CNN - No smooth ride for explicit 'Crash'
Web posted at:11:30 p.m. EST
From Correspondent Cynthia Tornquist
NEW YORK (CNN) -- While director David Cronenberg posed aboard a huge crane outside the London Film Festival earlier this month, his new movie "Crash" was being broadsided by British critics and public officials.
So violent and sexually perverse is the film that it's been
banned in England before its scheduled January release date. (2.8M/1:16 sec. QuickTime movie)
"It's a violent film from the first frame to the last," said film critic Alexander Walker. "It's (also) one of the most pornographic that I've seen. The central idea of the film is that people get their sexual kicks out of staging automobile crashes."
Taking the driver's sear in the pile-up of controversy, Cronenberg defended the film recently to a London audience.
"It is not violent. There are no guns, no knives, nobody is beaten to death, nobody is shot," he said. "No matter how rough and strange, (the sex) is all completely consensual by 35-year-olds and not 16-year-olds."
Perhaps, but the British government's Board of Classification has yet to consent to general release of the film.
"I hope they will take into account that we believe there is too much violence and unsuitable material on video today," said Tom Sackville, a member of the British Parliament.
But the problem isn't only a British one.
In Italy, the film that's being marketed as "beyond pleasure, beyond pain and beyond obsession" is also facing controversy. Officials in Naples want to put the brakes on the film.

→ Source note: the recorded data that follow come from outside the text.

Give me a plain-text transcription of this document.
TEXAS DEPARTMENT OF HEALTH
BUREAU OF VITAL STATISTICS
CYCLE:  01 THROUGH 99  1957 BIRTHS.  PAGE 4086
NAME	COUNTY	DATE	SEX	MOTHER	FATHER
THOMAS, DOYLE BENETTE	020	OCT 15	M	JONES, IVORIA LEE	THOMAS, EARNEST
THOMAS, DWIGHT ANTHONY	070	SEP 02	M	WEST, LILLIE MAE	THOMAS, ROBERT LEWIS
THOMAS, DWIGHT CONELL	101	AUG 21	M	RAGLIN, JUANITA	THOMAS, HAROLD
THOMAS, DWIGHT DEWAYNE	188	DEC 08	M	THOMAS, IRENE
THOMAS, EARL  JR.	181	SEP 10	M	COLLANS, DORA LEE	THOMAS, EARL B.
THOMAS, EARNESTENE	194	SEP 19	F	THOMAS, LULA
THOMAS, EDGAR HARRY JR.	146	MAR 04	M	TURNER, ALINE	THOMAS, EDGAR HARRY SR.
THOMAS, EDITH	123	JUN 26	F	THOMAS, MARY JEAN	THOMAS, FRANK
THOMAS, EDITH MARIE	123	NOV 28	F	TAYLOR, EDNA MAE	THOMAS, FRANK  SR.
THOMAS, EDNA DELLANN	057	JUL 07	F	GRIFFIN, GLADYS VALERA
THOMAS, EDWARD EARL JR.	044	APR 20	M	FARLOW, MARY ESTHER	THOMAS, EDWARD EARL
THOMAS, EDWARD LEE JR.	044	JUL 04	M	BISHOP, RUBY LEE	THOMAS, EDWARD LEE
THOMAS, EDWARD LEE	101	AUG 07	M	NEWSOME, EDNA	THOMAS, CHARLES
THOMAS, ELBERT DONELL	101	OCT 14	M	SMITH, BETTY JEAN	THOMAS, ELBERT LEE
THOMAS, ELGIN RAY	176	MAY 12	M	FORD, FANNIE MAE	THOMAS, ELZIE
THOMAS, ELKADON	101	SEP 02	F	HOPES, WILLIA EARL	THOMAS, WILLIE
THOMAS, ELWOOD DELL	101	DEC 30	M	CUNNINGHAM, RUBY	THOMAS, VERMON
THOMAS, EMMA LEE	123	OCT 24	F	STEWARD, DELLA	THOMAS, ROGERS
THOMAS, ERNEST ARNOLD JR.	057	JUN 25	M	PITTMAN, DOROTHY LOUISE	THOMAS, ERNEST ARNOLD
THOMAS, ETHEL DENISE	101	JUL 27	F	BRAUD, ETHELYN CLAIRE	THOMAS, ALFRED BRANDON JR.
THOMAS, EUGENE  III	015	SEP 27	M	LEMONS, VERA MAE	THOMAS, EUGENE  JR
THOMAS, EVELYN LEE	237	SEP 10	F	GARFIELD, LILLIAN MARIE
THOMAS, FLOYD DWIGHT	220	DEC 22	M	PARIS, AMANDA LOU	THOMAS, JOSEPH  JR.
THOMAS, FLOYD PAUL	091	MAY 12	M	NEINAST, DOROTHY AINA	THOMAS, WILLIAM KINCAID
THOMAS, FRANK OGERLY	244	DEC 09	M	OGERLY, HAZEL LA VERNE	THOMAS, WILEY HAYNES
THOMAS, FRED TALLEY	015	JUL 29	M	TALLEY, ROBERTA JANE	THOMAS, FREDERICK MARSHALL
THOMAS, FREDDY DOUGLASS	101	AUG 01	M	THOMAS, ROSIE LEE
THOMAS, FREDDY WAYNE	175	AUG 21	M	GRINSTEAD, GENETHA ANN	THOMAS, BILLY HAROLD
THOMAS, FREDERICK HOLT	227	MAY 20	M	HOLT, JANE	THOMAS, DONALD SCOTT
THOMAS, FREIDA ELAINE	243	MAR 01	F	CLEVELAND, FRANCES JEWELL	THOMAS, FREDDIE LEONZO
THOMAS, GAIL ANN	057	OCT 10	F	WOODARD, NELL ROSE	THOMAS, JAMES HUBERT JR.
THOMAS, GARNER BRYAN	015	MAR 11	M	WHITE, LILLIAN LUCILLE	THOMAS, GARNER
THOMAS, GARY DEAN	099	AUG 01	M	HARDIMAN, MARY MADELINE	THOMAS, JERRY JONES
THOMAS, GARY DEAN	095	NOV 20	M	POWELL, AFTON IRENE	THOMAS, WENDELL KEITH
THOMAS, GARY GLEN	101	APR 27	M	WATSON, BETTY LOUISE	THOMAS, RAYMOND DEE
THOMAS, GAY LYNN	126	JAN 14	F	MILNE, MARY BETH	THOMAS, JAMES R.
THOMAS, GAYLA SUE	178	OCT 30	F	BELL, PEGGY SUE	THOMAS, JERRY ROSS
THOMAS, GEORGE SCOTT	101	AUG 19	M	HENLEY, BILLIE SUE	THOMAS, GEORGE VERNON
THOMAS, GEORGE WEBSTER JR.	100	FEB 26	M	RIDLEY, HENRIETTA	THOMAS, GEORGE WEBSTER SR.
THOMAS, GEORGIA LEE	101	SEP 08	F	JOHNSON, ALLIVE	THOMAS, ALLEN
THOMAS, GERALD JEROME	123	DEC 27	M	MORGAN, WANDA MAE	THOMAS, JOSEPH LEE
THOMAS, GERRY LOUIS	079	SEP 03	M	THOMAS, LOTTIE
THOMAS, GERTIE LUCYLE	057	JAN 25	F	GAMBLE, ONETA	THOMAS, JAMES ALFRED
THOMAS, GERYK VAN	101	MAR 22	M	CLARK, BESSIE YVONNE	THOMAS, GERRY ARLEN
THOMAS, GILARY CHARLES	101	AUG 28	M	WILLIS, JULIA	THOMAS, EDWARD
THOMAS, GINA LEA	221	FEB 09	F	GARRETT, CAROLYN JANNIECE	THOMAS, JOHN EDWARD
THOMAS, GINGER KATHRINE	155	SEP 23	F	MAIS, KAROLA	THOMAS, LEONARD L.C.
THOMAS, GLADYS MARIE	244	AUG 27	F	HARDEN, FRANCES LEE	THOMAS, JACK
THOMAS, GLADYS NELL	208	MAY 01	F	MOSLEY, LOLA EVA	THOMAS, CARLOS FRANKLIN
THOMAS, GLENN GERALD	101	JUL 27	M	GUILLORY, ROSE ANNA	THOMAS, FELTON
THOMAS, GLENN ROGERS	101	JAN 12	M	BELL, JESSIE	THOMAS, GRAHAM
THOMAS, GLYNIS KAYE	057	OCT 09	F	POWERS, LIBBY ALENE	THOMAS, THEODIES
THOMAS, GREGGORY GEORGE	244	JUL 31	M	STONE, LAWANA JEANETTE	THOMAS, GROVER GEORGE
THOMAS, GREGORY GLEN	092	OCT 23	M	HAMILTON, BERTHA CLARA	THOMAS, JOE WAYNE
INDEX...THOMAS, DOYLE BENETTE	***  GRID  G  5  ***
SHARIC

The planned October 4 U.S. release of the film came to a screeching halt when Fine Line Features chief Ted Turner said the film "bothered" him and yanked it from the schedule.
That's a move that burns one of "Crash's" stars, Holly Hunter.
"It's beyond 'Crash' now, and we're into an arena where we're talking about our rights," Hunter said. "I think it's a very chilling arena for Ted Turner to be entering when he's speculating about what could be morally reprehensible for the American public."
Upon re-evaluation, Fine Line officials contend "Crash" will open stateside March 21. But after "Crash's" collision course with Turner, Hunter remains skeptical.
"I'm still not exactly sure if 'Crash' will be seen here," Hunter said.
But if it is, a little controversy over the film might mean a traffic back-up at theaters.